For treatment, in all cases, multiple sprays are essential - I do mine around once or twice a week if any of the plants in my collection show signs.

Sometimes they've already moved on to a new plant, which doesn't become evident for a while, so if you see them on any plant, spray the rest too.

My favorite spray is simply Safers insecticidal soap, made to the directions on the bottle, with a dash of cooking oil in it.

Shake the concoction well, as it will try and separate. Coat all surfaces of the plant, especially in the axils of the leaves, or in the case of the cactus, where the stems emerge from the soil.

I'm suspecting that the reason they're so hard to get rid of is because they hide below the surface of the soil.

For really bad infestations, sadly, sometimes the only treatment to prevent them spreading is to cull those plants that are the worst off.

Sometimes you can retrieve a leaf or tiny part that you may be able to propagate so you don't lose the plant altogether.

See the page on Succulent Plant Pests too.

Sep 08, 2011
bugs
by: Emma

Amy, do you have a picture of your plant with the bugs. I think that is what mine has. I thought maybe it didnt like relocation.
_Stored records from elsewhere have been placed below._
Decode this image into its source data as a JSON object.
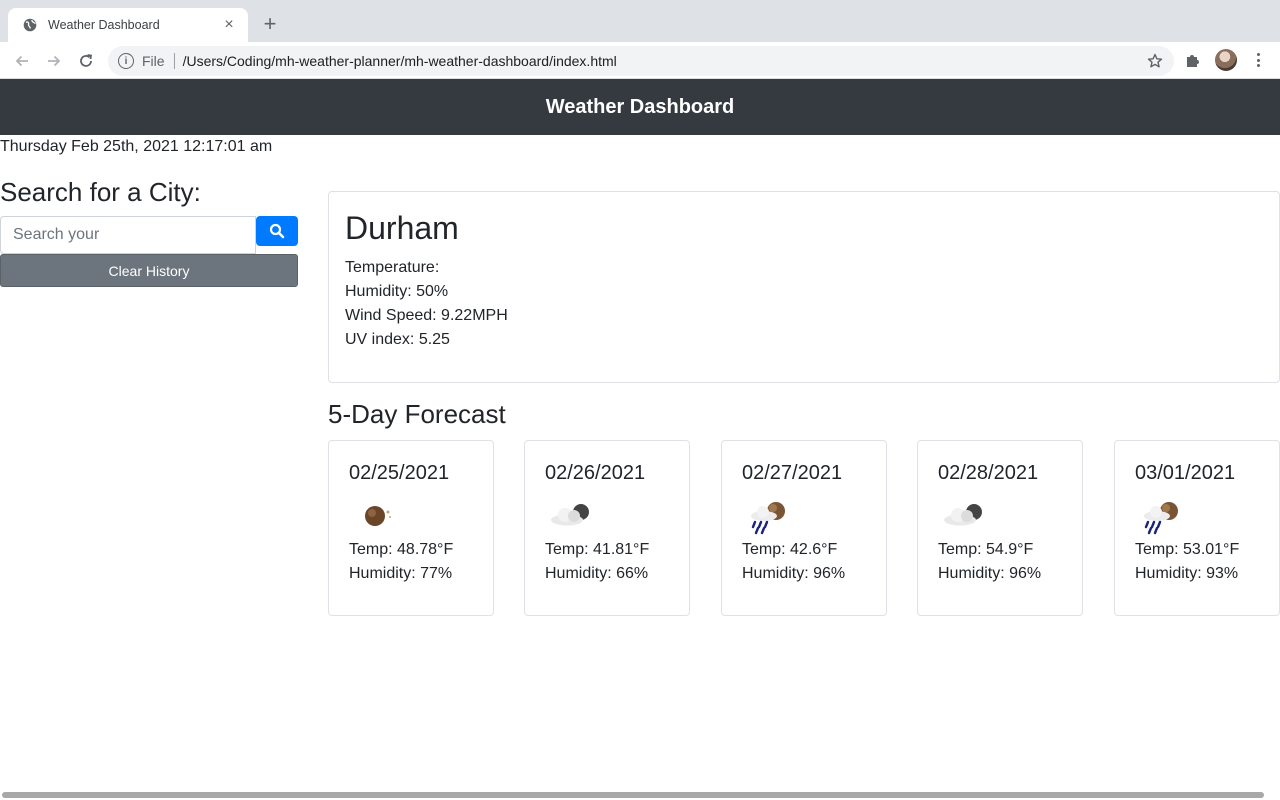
{
  "browser": {
    "tab_title": "Weather Dashboard",
    "tab_close": "×",
    "new_tab": "+",
    "scheme": "File",
    "url": "/Users/Coding/mh-weather-planner/mh-weather-dashboard/index.html"
  },
  "header": {
    "title": "Weather Dashboard"
  },
  "datetime": "Thursday Feb 25th, 2021 12:17:01 am",
  "search": {
    "heading": "Search for a City:",
    "placeholder": "Search your",
    "clear_label": "Clear History"
  },
  "current": {
    "city": "Durham",
    "temperature": "Temperature:",
    "humidity": "Humidity: 50%",
    "wind": "Wind Speed: 9.22MPH",
    "uv": "UV index: 5.25"
  },
  "forecast": {
    "heading": "5-Day Forecast",
    "days": [
      {
        "date": "02/25/2021",
        "icon": "clear-night-icon",
        "temp": "Temp: 48.78°F",
        "humidity": "Humidity: 77%"
      },
      {
        "date": "02/26/2021",
        "icon": "cloudy-night-icon",
        "temp": "Temp: 41.81°F",
        "humidity": "Humidity: 66%"
      },
      {
        "date": "02/27/2021",
        "icon": "rain-night-icon",
        "temp": "Temp: 42.6°F",
        "humidity": "Humidity: 96%"
      },
      {
        "date": "02/28/2021",
        "icon": "cloudy-night-icon",
        "temp": "Temp: 54.9°F",
        "humidity": "Humidity: 96%"
      },
      {
        "date": "03/01/2021",
        "icon": "rain-night-icon",
        "temp": "Temp: 53.01°F",
        "humidity": "Humidity: 93%"
      }
    ]
  },
  "colors": {
    "header_bg": "#343a40",
    "primary": "#007bff",
    "secondary": "#6c757d"
  }
}
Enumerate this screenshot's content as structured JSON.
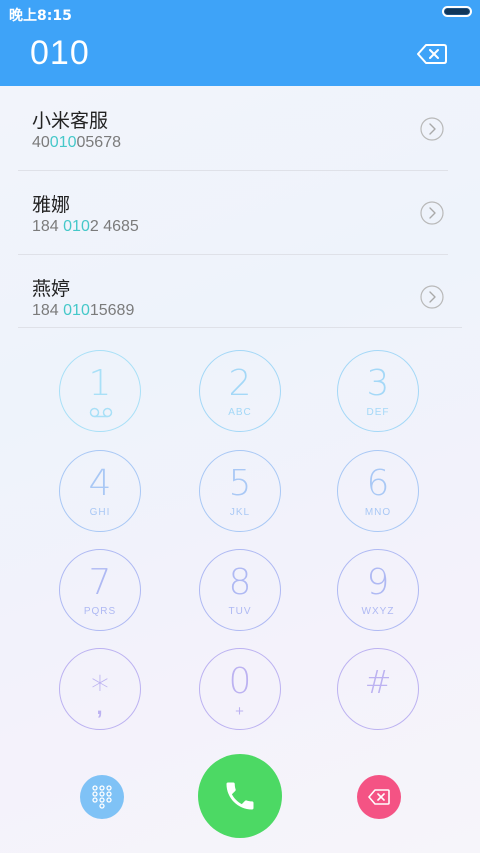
{
  "status_bar": {
    "time": "晚上8:15"
  },
  "header": {
    "dialed_number": "010"
  },
  "contacts": [
    {
      "name": "小米客服",
      "number_parts": [
        "40",
        "010",
        "05678"
      ]
    },
    {
      "name": "雅娜",
      "number_parts": [
        "184 ",
        "010",
        "2 4685"
      ]
    },
    {
      "name": "燕婷",
      "number_parts": [
        "184 ",
        "010",
        "15689"
      ]
    }
  ],
  "keypad": [
    {
      "digit": "1",
      "letters": ""
    },
    {
      "digit": "2",
      "letters": "ABC"
    },
    {
      "digit": "3",
      "letters": "DEF"
    },
    {
      "digit": "4",
      "letters": "GHI"
    },
    {
      "digit": "5",
      "letters": "JKL"
    },
    {
      "digit": "6",
      "letters": "MNO"
    },
    {
      "digit": "7",
      "letters": "PQRS"
    },
    {
      "digit": "8",
      "letters": "TUV"
    },
    {
      "digit": "9",
      "letters": "WXYZ"
    },
    {
      "digit": "*",
      "letters": ","
    },
    {
      "digit": "0",
      "letters": "+"
    },
    {
      "digit": "#",
      "letters": ""
    }
  ],
  "colors": {
    "header": "#3ea3f8",
    "highlight": "#45c8c9",
    "call_button": "#4cd964",
    "keypad_toggle": "#7fc2f6",
    "delete_button": "#f45384"
  },
  "icons": {
    "voicemail": "voicemail-icon",
    "backspace": "backspace-icon",
    "arrow": "chevron-right-circle-icon",
    "call": "phone-icon",
    "keypad_toggle": "keypad-grid-icon"
  }
}
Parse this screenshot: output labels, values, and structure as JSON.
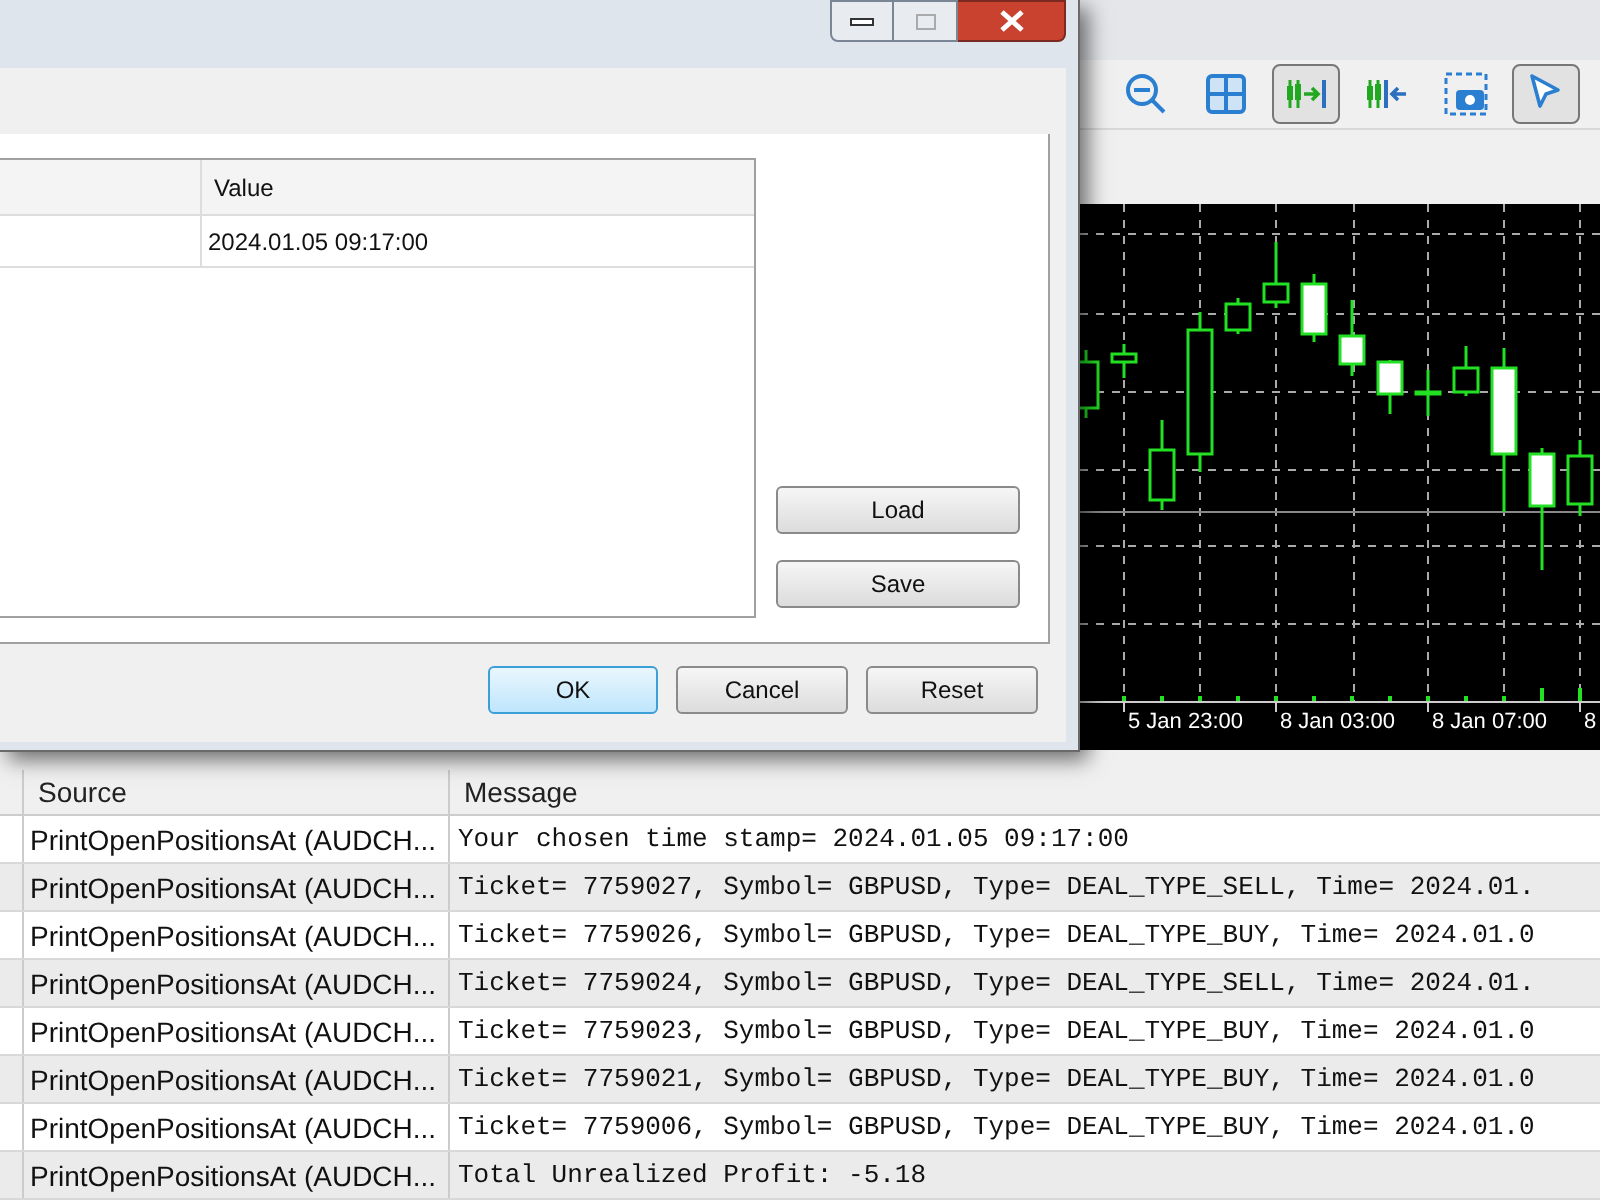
{
  "dialog": {
    "table": {
      "columns": [
        "Value"
      ],
      "rows": [
        {
          "value": "2024.01.05 09:17:00"
        }
      ]
    },
    "side_buttons": [
      "Load",
      "Save"
    ],
    "buttons": [
      {
        "label": "OK",
        "default": true
      },
      {
        "label": "Cancel",
        "default": false
      },
      {
        "label": "Reset",
        "default": false
      }
    ]
  },
  "toolbar": {
    "items": [
      {
        "kind": "zoom-out",
        "selected": false
      },
      {
        "kind": "grid",
        "selected": false
      },
      {
        "kind": "shift",
        "selected": true
      },
      {
        "kind": "autoscroll",
        "selected": false
      },
      {
        "kind": "screenshot",
        "selected": false
      },
      {
        "kind": "cursor",
        "selected": true
      }
    ]
  },
  "chart": {
    "x_labels": [
      "5 Jan 23:00",
      "8 Jan 03:00",
      "8 Jan 07:00",
      "8"
    ]
  },
  "journal": {
    "columns": [
      "Source",
      "Message"
    ],
    "rows": [
      {
        "source": "PrintOpenPositionsAt (AUDCH...",
        "message": "Your chosen time stamp= 2024.01.05 09:17:00"
      },
      {
        "source": "PrintOpenPositionsAt (AUDCH...",
        "message": "Ticket= 7759027, Symbol= GBPUSD, Type= DEAL_TYPE_SELL, Time= 2024.01."
      },
      {
        "source": "PrintOpenPositionsAt (AUDCH...",
        "message": "Ticket= 7759026, Symbol= GBPUSD, Type= DEAL_TYPE_BUY, Time= 2024.01.0"
      },
      {
        "source": "PrintOpenPositionsAt (AUDCH...",
        "message": "Ticket= 7759024, Symbol= GBPUSD, Type= DEAL_TYPE_SELL, Time= 2024.01."
      },
      {
        "source": "PrintOpenPositionsAt (AUDCH...",
        "message": "Ticket= 7759023, Symbol= GBPUSD, Type= DEAL_TYPE_BUY, Time= 2024.01.0"
      },
      {
        "source": "PrintOpenPositionsAt (AUDCH...",
        "message": "Ticket= 7759021, Symbol= GBPUSD, Type= DEAL_TYPE_BUY, Time= 2024.01.0"
      },
      {
        "source": "PrintOpenPositionsAt (AUDCH...",
        "message": "Ticket= 7759006, Symbol= GBPUSD, Type= DEAL_TYPE_BUY, Time= 2024.01.0"
      },
      {
        "source": "PrintOpenPositionsAt (AUDCH...",
        "message": "Total Unrealized Profit: -5.18"
      }
    ]
  }
}
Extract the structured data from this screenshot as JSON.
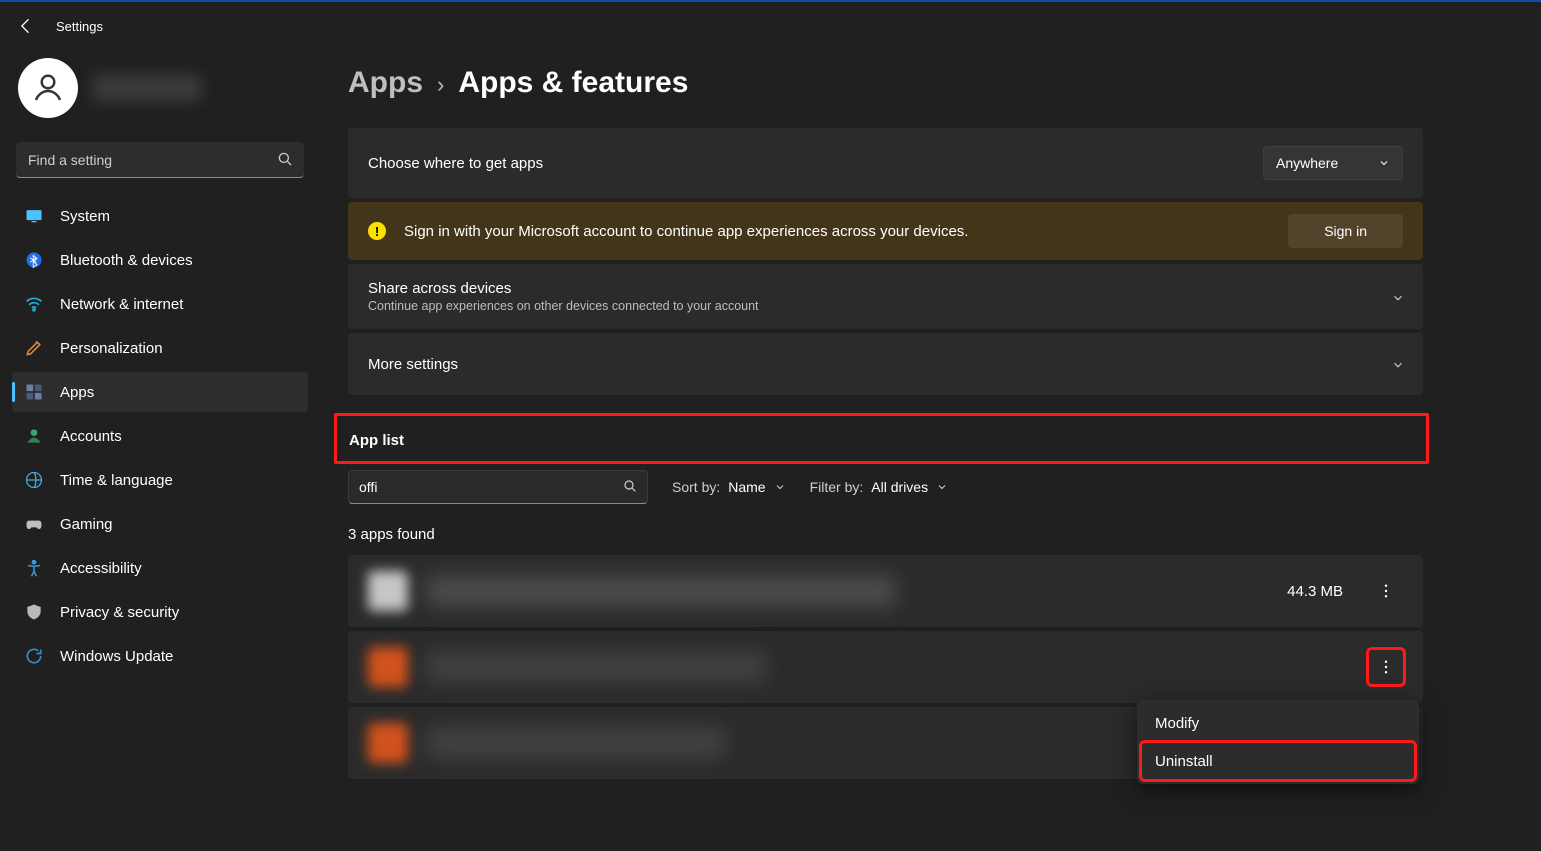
{
  "window": {
    "title": "Settings"
  },
  "search": {
    "placeholder": "Find a setting"
  },
  "nav": {
    "items": [
      {
        "label": "System"
      },
      {
        "label": "Bluetooth & devices"
      },
      {
        "label": "Network & internet"
      },
      {
        "label": "Personalization"
      },
      {
        "label": "Apps"
      },
      {
        "label": "Accounts"
      },
      {
        "label": "Time & language"
      },
      {
        "label": "Gaming"
      },
      {
        "label": "Accessibility"
      },
      {
        "label": "Privacy & security"
      },
      {
        "label": "Windows Update"
      }
    ]
  },
  "breadcrumb": {
    "parent": "Apps",
    "current": "Apps & features"
  },
  "source": {
    "label": "Choose where to get apps",
    "value": "Anywhere"
  },
  "banner": {
    "text": "Sign in with your Microsoft account to continue app experiences across your devices.",
    "button": "Sign in"
  },
  "share": {
    "title": "Share across devices",
    "subtitle": "Continue app experiences on other devices connected to your account"
  },
  "moreSettings": {
    "label": "More settings"
  },
  "appList": {
    "heading": "App list",
    "searchValue": "offi",
    "sortLabel": "Sort by:",
    "sortValue": "Name",
    "filterLabel": "Filter by:",
    "filterValue": "All drives",
    "resultsText": "3 apps found",
    "rows": [
      {
        "size": "44.3 MB"
      },
      {
        "size": ""
      },
      {
        "size": ""
      }
    ]
  },
  "contextMenu": {
    "modify": "Modify",
    "uninstall": "Uninstall"
  }
}
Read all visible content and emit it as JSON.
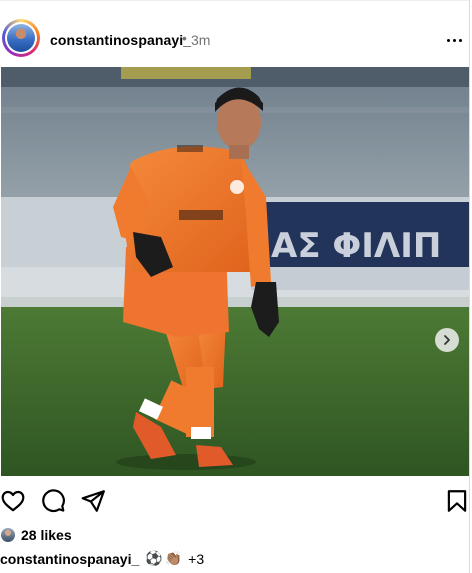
{
  "post": {
    "username": "constantinospanayi_",
    "separator": "•",
    "time": "3m",
    "likes": "28 likes",
    "caption_user": "constantinospanayi_",
    "caption_emojis": [
      "⚽",
      "👏🏽"
    ],
    "caption_more": "+3",
    "carousel": {
      "slides": 3,
      "active": 1
    }
  },
  "icons": {
    "more": "more-horizontal-icon",
    "like": "heart-icon",
    "comment": "comment-icon",
    "share": "send-icon",
    "save": "bookmark-icon",
    "next": "chevron-right-icon",
    "tag": "user-tag-icon"
  },
  "colors": {
    "kit_orange": "#f07a2e",
    "pitch_green": "#3f6a2c",
    "secondary_text": "#737373"
  }
}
Note from Drought Smart Plants: Amy, post a picture on this page: Ask the Horticulturist, if you have one.

Thanks!
Jacki

Aug 02, 2014
old help
by: Missy

My cactus which is the same name as the one ur discribing . Mine is 3 yrs old as I was told by the giving person. It has bloomed around 10 times. I half the cactus with a friend. Now my cactus nor her cactus does anything. The arms are gooy and purple.. plz help me I so want this beautiful cactus..

Aug 02, 2014
Sorry...
by: Jacki

Missy, if the arms of your cactus are gooey and purple, it's game over. The plant is dead, and there really isn't any hope for it. Try again with a new plant, and don't water it too much.

Aug 03, 2014
plz
by: Missy

Well no now that I'm able to take a good look at my cactus the inside of the arms are orange. The outside of them look the same way as wen I got it. It all looks the same way as wen I got it. I jus halted it cause the cactus didn't have anymore room to grow. I had to put it in a bigger pot so the roots can have room.. so wat do I do now??

Missy, without pictures I don't know what to suggest - your question isn't clear. Ask on the Ask the Horticulturist page, and post some pictures and CLEAR explanation of what you need to know.

Aug 03, 2014
Peanut Cactus
by: Amy

Sounds like time to toss the plant and start over again! All you need is a little section of the plant that's green looking. Put it on the surface of the dirt and water once a week. For an "easy" plant it's the one I've had the most trouble with, but one of my favorites when it blooms. Good luck!